The price of one currency relative to another isn’t fixed. The value of money, when priced in terms of others, tends to hop around depending on the situation in the home country.
The Brexit referendum result, for instance, caused the value of the pound to plummet in the days and weeks afterwards before it eventually popped back up. Problems concerning Deutsche bank led to issues with the euro. And similar examples exist all over the world.
Because prices float up and down in response to new information, there are opportunities to make money. If you can see a problem emerging in a particular currency and get out fast, you can potentially make a lot of money when you buy again. The investors, for instance, who sold pounds before the Brexit referendum result and then bought back the day after made a lot of money.

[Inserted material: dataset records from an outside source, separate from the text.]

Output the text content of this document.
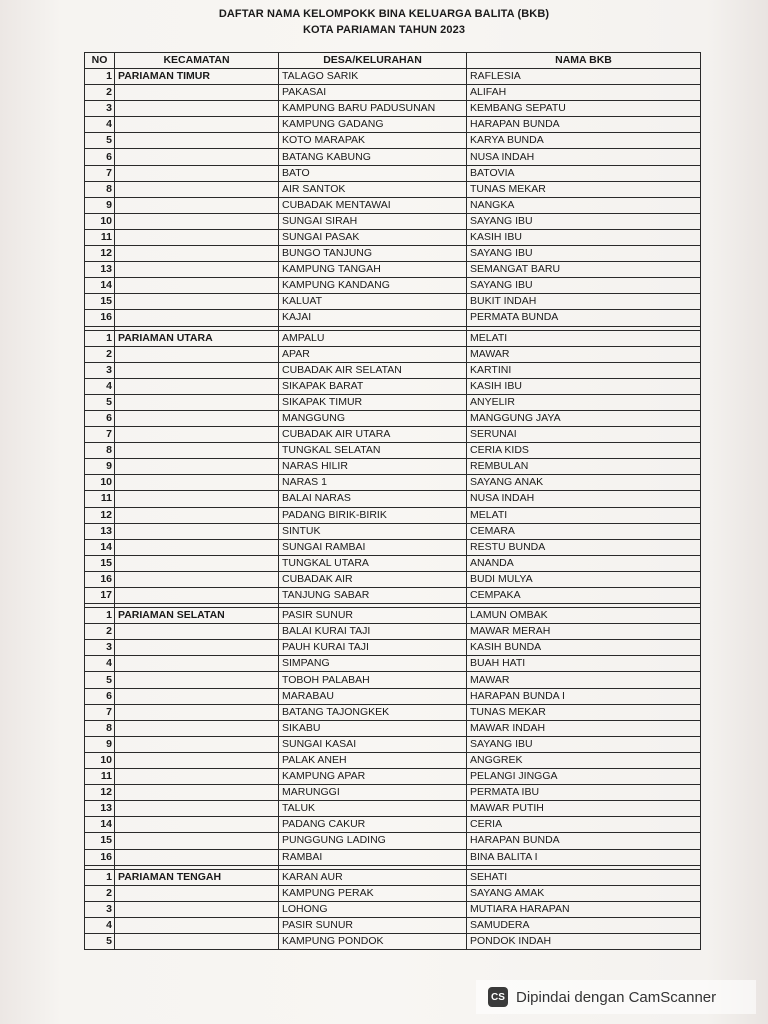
DAFTAR NAMA KELOMPOKK BINA KELUARGA BALITA (BKB)
KOTA PARIAMAN TAHUN 2023
NO	KECAMATAN	DESA/KELURAHAN	NAMA BKB
1	PARIAMAN TIMUR	TALAGO SARIK	RAFLESIA
2		PAKASAI	ALIFAH
3		KAMPUNG BARU PADUSUNAN	KEMBANG SEPATU
4		KAMPUNG GADANG	HARAPAN BUNDA
5		KOTO MARAPAK	KARYA BUNDA
6		BATANG KABUNG	NUSA INDAH
7		BATO	BATOVIA
8		AIR SANTOK	TUNAS MEKAR
9		CUBADAK MENTAWAI	NANGKA
10		SUNGAI SIRAH	SAYANG IBU
11		SUNGAI PASAK	KASIH IBU
12		BUNGO TANJUNG	SAYANG IBU
13		KAMPUNG TANGAH	SEMANGAT BARU
14		KAMPUNG KANDANG	SAYANG IBU
15		KALUAT	BUKIT INDAH
16		KAJAI	PERMATA BUNDA

1	PARIAMAN UTARA	AMPALU	MELATI
2		APAR	MAWAR
3		CUBADAK AIR SELATAN	KARTINI
4		SIKAPAK BARAT	KASIH IBU
5		SIKAPAK TIMUR	ANYELIR
6		MANGGUNG	MANGGUNG JAYA
7		CUBADAK AIR UTARA	SERUNAI
8		TUNGKAL SELATAN	CERIA KIDS
9		NARAS HILIR	REMBULAN
10		NARAS 1	SAYANG ANAK
11		BALAI NARAS	NUSA INDAH
12		PADANG BIRIK-BIRIK	MELATI
13		SINTUK	CEMARA
14		SUNGAI RAMBAI	RESTU BUNDA
15		TUNGKAL UTARA	ANANDA
16		CUBADAK AIR	BUDI MULYA
17		TANJUNG SABAR	CEMPAKA

1	PARIAMAN SELATAN	PASIR SUNUR	LAMUN OMBAK
2		BALAI KURAI TAJI	MAWAR MERAH
3		PAUH KURAI TAJI	KASIH BUNDA
4		SIMPANG	BUAH HATI
5		TOBOH PALABAH	MAWAR
6		MARABAU	HARAPAN BUNDA I
7		BATANG TAJONGKEK	TUNAS MEKAR
8		SIKABU	MAWAR INDAH
9		SUNGAI KASAI	SAYANG IBU
10		PALAK ANEH	ANGGREK
11		KAMPUNG APAR	PELANGI JINGGA
12		MARUNGGI	PERMATA IBU
13		TALUK	MAWAR PUTIH
14		PADANG CAKUR	CERIA
15		PUNGGUNG LADING	HARAPAN BUNDA
16		RAMBAI	BINA BALITA I

1	PARIAMAN TENGAH	KARAN AUR	SEHATI
2		KAMPUNG PERAK	SAYANG AMAK
3		LOHONG	MUTIARA HARAPAN
4		PASIR SUNUR	SAMUDERA
5		KAMPUNG PONDOK	PONDOK INDAH
CS Dipindai dengan CamScanner
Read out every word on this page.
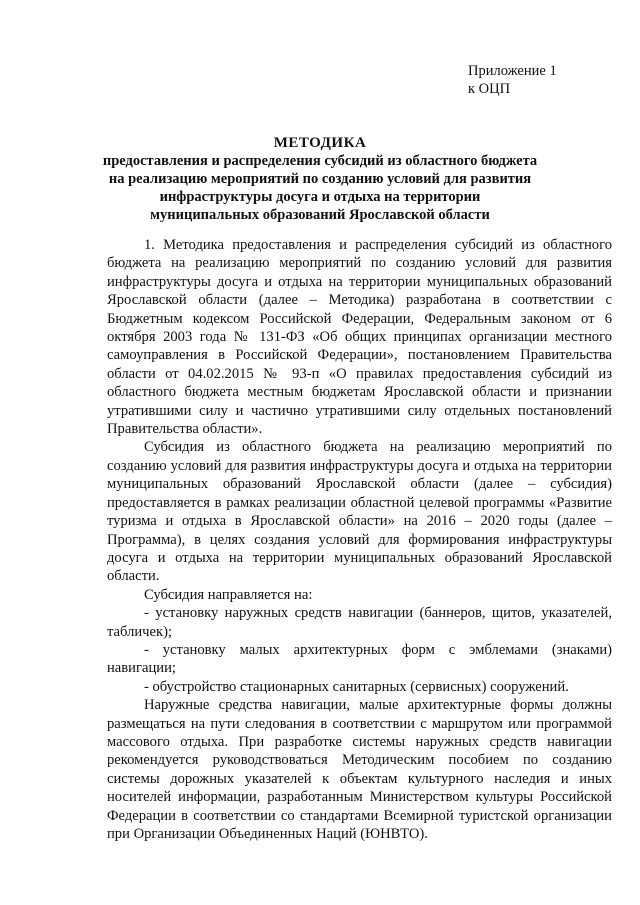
Приложение 1
к ОЦП
МЕТОДИКА
предоставления и распределения субсидий из областного бюджета
на реализацию мероприятий по созданию условий для развития
инфраструктуры досуга и отдыха на территории
муниципальных образований Ярославской области

1. Методика предоставления и распределения субсидий из областного бюджета на реализацию мероприятий по созданию условий для развития инфраструктуры досуга и отдыха на территории муниципальных образований Ярославской области (далее – Методика) разработана в соответствии с Бюджетным кодексом Российской Федерации, Федеральным законом от 6 октября 2003 года № 131-ФЗ «Об общих принципах организации местного самоуправления в Российской Федерации», постановлением Правительства области от 04.02.2015 № 93-п «О правилах предоставления субсидий из областного бюджета местным бюджетам Ярославской области и признании утратившими силу и частично утратившими силу отдельных постановлений Правительства области».

Субсидия из областного бюджета на реализацию мероприятий по созданию условий для развития инфраструктуры досуга и отдыха на территории муниципальных образований Ярославской области (далее – субсидия) предоставляется в рамках реализации областной целевой программы «Развитие туризма и отдыха в Ярославской области» на 2016 – 2020 годы (далее – Программа), в целях создания условий для формирования инфраструктуры досуга и отдыха на территории муниципальных образований Ярославской области.

Субсидия направляется на:

- установку наружных средств навигации (баннеров, щитов, указателей, табличек);

- установку малых архитектурных форм с эмблемами (знаками) навигации;

- обустройство стационарных санитарных (сервисных) сооружений.

Наружные средства навигации, малые архитектурные формы должны размещаться на пути следования в соответствии с маршрутом или программой массового отдыха. При разработке системы наружных средств навигации рекомендуется руководствоваться Методическим пособием по созданию системы дорожных указателей к объектам культурного наследия и иных носителей информации, разработанным Министерством культуры Российской Федерации в соответствии со стандартами Всемирной туристской организации при Организации Объединенных Наций (ЮНВТО).
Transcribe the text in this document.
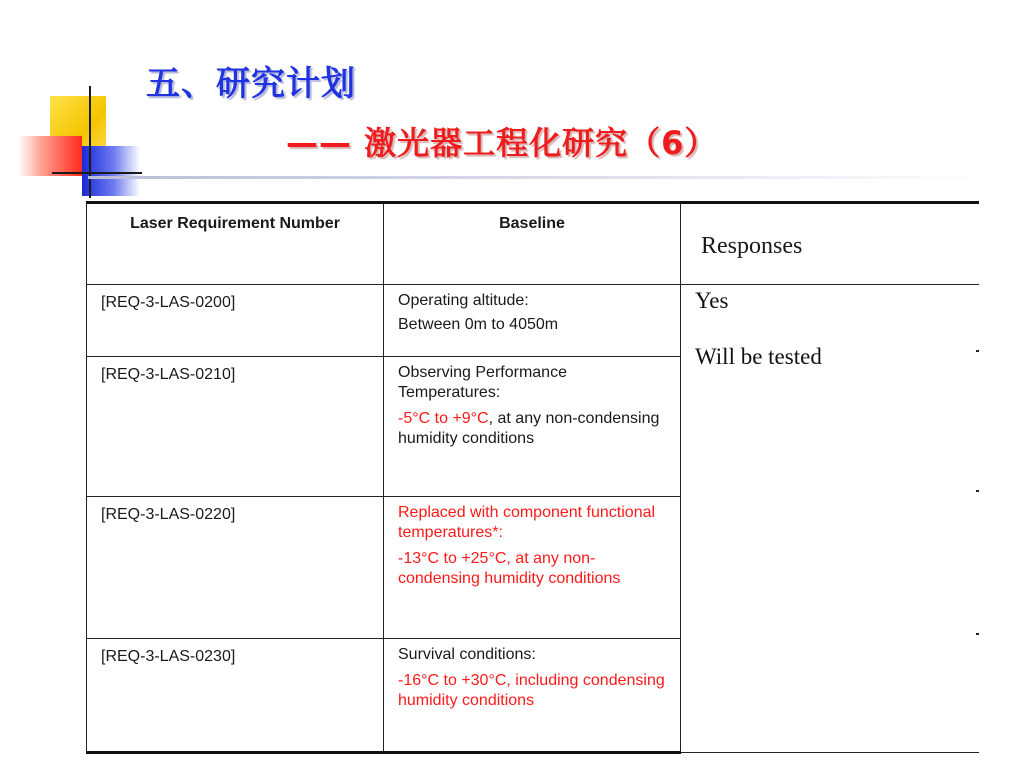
五、研究计划
—— 激光器工程化研究（6）
Laser Requirement Number	Baseline	Responses
[REQ-3-LAS-0200]	Operating altitude:
Between 0m to 4050m	Yes
Will be tested

[REQ-3-LAS-0210]	Observing Performance Temperatures:
-5°C to +9°C, at any non-condensing humidity conditions	

[REQ-3-LAS-0220]	Replaced with component functional temperatures*:
-13°C to +25°C, at any non-condensing humidity conditions	

[REQ-3-LAS-0230]	Survival conditions:
-16°C to +30°C, including condensing humidity conditions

Trading on the international currency markets without a forex broker, however, is a massive challenge. The average person simply can’t access the markets without going through a professional agency.
Furthermore, trading as an individual is tricky too. Most people try to buy and sell whenever they have the chance during the day, usually before work or at lunchtime. It means that the average person misses out on multiple opportunities. Very few people can trade forex full-time. And even fewer can keep their eyes on markets 24 hours per day.
With that said, there is still money to be made trading currencies. So, what strategies should you use to increase your likelihood of success?
Create Stop-Loss Orders
Most investors in forex markets are prepared to take a small hit. The market naturally fizzes up and down throughout the day. That’s the nature of markets. Relatively few, though, are prepared to take big hits to their position.
For that reason, a lot of traders put stop-loss orders in place. The idea here is to sell currency and cut your losses if the price falls below a certain level. Computers carry out the trade automatically, so even if you’re part-time, you can get out quickly.
Take Fewer Positions
It is tempting to take multiple positions the moment you jump into forex trading. But do you really understand all the currency dynamics at play? Probably not.
For this reason, many professional investors recommend that beginners start with a few positions and work from there. Where possible, focus on the big stories first and then drill down into the details. If you think that there’s a good reason that the yen will fall against the dollar, then investigate this thoroughly instead of taking a piecemeal approach.
The technology available to amateur traders is better than ever before, thanks to smartphones and email. Where possible, take advantage of alerts. Often news organizations will issue stories that warn investors of impending dangers and opportunities, allowing you to get in and out ahead of the crowd.
The bottom line is that the forex market is volatile. You need to have nerves of steel to trade in an environment like that. But with the right approach, there’s money to be made.